The L2 signal is the second GPS frequency, broadcasting at 1227.60 MHz, originally designated for military use but now carrying civilian signals that significantly enhance GNSS positioning capability. The addition of L2 civil signals to the GPS constellation has transformed precision positioning by enabling dual-frequency receivers that can measure and compensate for ionospheric delays, one of the largest error sources in satellite navigation.

Historically, L2 carried only the encrypted Precision (P) code for authorized military users. Civilian receivers could access L2 through semi-codeless techniques that provided limited dual-frequency capability but were complex and produced degraded measurements. The modernized L2C signal, first broadcast in 2005 and now available from most operational GPS satellites, provides a full civil signal comparable in accessibility to L1 C/A, enabling straightforward dual-frequency civilian applications.

The primary advantage of L2 lies in dual-frequency ionospheric correction. The ionosphere delays GNSS signals in a frequency-dependent manner, lower frequencies are delayed more than higher frequencies.
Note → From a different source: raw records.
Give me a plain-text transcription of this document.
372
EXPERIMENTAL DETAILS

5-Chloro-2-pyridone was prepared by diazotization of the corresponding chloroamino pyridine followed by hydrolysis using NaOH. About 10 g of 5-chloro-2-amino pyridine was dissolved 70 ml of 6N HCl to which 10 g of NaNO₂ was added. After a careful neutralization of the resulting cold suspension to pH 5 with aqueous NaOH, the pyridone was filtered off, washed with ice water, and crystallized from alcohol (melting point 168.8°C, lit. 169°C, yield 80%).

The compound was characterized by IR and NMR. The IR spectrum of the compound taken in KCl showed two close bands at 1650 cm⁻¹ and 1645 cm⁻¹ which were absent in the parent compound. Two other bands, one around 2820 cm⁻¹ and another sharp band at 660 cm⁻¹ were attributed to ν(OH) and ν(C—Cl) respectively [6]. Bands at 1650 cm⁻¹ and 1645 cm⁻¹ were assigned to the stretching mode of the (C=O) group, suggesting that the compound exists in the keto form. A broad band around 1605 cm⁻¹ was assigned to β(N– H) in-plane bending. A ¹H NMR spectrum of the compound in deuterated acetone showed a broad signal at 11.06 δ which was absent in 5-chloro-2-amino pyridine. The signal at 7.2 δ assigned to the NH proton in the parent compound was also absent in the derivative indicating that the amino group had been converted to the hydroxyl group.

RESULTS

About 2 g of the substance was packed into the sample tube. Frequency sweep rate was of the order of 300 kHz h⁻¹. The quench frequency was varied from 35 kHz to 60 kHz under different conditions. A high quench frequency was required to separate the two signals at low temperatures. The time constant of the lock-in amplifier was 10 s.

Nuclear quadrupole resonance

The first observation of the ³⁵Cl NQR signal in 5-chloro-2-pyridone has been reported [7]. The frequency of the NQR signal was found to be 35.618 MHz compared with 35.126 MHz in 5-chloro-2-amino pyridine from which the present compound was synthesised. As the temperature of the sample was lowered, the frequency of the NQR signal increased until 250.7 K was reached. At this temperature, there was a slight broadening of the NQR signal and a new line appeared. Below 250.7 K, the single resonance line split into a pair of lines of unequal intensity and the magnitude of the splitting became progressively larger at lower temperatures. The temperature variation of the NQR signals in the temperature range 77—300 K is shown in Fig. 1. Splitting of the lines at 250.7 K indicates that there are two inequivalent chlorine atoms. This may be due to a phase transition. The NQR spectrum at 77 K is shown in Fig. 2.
By measuring the same satellite with both L1 and L2 signals, receivers can calculate the ionospheric delay along each signal path and remove most of this error source. This capability improves positioning accuracy from several meters (single-frequency) to sub-meter or better levels, and is essential for Real-Time Kinematic (RTK) and Precise Point Positioning (PPP) applications requiring centimeter-level precision.

L2 also provides improved performance in certain challenging environments. The lower frequency of L2 (compared to L1) penetrates some obstacles more effectively and can improve tracking continuity under marginal conditions. Additionally, having two independent frequencies provides redundancy, if interference affects one frequency, the other may remain usable. Modern multi-frequency receivers combine L1, L2, and increasingly L5 signals to maximize accuracy, availability, and robustness across diverse operating environments.